The Supreme Court of Colorado held that:

A non-negligently constructed and maintained piece of playground equipment cannot be a “dangerous condition” under the Colorado Governmental Immunity Act (CGIA) recreation-area waiver, depriving a public entity of immunity in actions for injuries from a dangerous condition of a public facility located in a recreation area.

Student, who was injured in fall from zip line apparatus on public school playground, and her parents failed to demonstrate that there was a physical defect in the construction or maintenance of the apparatus, and thus student and parents failed to establish that zip line was “dangerous condition” warranting waiver of school district’s sovereign immunity under recreation-area exception of Colorado Governmental Immunity Act (CGIA) depriving a public entity of immunity in actions for injuries from a dangerous condition of a public facility located in a recreation area.
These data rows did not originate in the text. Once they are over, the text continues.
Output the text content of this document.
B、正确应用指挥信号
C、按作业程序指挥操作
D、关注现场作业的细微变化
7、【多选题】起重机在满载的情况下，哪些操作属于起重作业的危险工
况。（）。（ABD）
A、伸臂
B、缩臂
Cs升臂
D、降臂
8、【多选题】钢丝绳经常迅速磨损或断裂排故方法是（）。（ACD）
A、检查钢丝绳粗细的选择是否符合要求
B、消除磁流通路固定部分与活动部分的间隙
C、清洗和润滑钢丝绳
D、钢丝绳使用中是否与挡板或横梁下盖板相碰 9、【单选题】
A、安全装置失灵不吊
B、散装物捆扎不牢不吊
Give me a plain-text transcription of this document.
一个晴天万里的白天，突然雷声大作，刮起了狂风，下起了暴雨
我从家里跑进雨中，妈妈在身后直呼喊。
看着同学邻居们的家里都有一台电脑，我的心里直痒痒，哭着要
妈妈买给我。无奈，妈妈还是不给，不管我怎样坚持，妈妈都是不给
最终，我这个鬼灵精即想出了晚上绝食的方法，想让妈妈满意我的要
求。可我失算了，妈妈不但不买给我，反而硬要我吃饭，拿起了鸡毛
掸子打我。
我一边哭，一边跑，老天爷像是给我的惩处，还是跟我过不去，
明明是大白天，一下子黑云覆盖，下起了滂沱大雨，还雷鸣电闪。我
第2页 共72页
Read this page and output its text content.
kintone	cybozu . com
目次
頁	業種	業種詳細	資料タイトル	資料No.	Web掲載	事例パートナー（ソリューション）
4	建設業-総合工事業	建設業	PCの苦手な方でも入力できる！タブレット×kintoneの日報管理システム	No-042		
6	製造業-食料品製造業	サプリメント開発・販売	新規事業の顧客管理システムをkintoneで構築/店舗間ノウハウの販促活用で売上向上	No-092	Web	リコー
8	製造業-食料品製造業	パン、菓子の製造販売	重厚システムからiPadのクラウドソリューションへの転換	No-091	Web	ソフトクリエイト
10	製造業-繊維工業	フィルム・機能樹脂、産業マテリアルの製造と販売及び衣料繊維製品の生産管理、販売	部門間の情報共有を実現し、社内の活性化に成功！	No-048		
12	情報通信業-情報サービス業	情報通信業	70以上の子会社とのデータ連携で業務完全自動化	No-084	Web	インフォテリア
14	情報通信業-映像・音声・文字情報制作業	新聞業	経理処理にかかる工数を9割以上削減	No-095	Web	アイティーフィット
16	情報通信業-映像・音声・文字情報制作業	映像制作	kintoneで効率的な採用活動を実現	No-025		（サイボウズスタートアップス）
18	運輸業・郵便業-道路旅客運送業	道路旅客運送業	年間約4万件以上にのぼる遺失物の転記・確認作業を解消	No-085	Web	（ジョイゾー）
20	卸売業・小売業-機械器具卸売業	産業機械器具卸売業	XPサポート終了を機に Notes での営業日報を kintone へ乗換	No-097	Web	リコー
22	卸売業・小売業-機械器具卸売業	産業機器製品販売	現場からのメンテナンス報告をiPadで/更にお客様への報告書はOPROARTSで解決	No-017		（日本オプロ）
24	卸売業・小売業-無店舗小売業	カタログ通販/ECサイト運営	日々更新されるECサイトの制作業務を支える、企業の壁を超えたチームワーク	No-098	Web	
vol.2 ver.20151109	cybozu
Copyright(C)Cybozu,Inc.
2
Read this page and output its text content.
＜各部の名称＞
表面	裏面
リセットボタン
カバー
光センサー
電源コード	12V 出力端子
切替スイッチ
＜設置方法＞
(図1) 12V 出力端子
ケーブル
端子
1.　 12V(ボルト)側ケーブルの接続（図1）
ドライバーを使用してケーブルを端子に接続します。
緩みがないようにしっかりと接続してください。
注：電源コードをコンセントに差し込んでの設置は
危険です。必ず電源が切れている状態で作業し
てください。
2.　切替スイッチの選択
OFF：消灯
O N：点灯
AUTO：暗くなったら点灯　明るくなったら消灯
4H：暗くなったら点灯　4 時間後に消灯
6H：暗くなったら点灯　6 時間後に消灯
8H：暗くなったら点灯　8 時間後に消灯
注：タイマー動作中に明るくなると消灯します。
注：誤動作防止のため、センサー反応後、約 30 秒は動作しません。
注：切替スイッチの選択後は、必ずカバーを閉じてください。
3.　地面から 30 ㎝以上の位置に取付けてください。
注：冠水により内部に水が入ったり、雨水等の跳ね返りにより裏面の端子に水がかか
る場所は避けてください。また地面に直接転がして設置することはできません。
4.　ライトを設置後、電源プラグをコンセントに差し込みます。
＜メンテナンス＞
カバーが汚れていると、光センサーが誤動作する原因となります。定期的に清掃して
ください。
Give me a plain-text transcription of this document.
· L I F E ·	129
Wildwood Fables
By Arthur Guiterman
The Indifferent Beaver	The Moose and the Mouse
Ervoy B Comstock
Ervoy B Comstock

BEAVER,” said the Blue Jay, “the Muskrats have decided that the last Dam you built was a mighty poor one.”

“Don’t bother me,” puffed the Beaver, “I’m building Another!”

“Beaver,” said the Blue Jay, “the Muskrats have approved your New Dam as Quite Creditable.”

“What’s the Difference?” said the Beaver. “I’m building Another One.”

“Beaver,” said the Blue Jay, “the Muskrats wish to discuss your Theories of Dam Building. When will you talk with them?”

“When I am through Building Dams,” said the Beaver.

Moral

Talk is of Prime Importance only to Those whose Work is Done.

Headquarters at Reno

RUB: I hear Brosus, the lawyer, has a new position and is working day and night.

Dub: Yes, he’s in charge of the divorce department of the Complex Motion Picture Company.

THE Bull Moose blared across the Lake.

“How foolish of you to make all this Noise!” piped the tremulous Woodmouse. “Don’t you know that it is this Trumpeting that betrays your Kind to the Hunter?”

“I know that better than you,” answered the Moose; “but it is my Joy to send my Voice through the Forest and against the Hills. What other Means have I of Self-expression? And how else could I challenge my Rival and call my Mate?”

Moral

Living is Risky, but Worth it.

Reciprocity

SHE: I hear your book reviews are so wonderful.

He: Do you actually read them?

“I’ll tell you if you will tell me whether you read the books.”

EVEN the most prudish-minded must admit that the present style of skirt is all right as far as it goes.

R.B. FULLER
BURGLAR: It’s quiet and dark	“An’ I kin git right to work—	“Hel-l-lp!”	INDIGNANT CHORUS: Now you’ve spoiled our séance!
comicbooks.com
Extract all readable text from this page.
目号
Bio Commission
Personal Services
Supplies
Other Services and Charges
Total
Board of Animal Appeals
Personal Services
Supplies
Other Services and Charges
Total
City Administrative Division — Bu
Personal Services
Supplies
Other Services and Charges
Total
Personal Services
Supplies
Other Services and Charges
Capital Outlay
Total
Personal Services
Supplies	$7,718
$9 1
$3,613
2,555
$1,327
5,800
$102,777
For waiver of immunity under Colorado Governmental Immunity Act (CGIA) for injuries resulting from a dangerous condition, the physical condition of the public facility or use thereof must be a physical defect caused by some negligent act or omission of the public entity in constructing or maintaining the facility; abrogating Longbottom v. State Board of Community Colleges & Occupational Education, 872 P.2d 1253, and Hendricks ex rel. Martens v. Weld County School District No. 6, 895 P.2d 1120.

School district’s alleged negligence in constructing inherently dangerous zip line apparatus on school playground was not dangerous condition for which immunity was waived under Colorado Governmental Immunity Act (CGIA) recreation-area waiver, in negligence action by student and parents following student’s fall from apparatus, but rather constituted claim about negligent design of playground precluded under CGIA provision stating that dangerous condition would not exist solely because design of any facility was inadequate.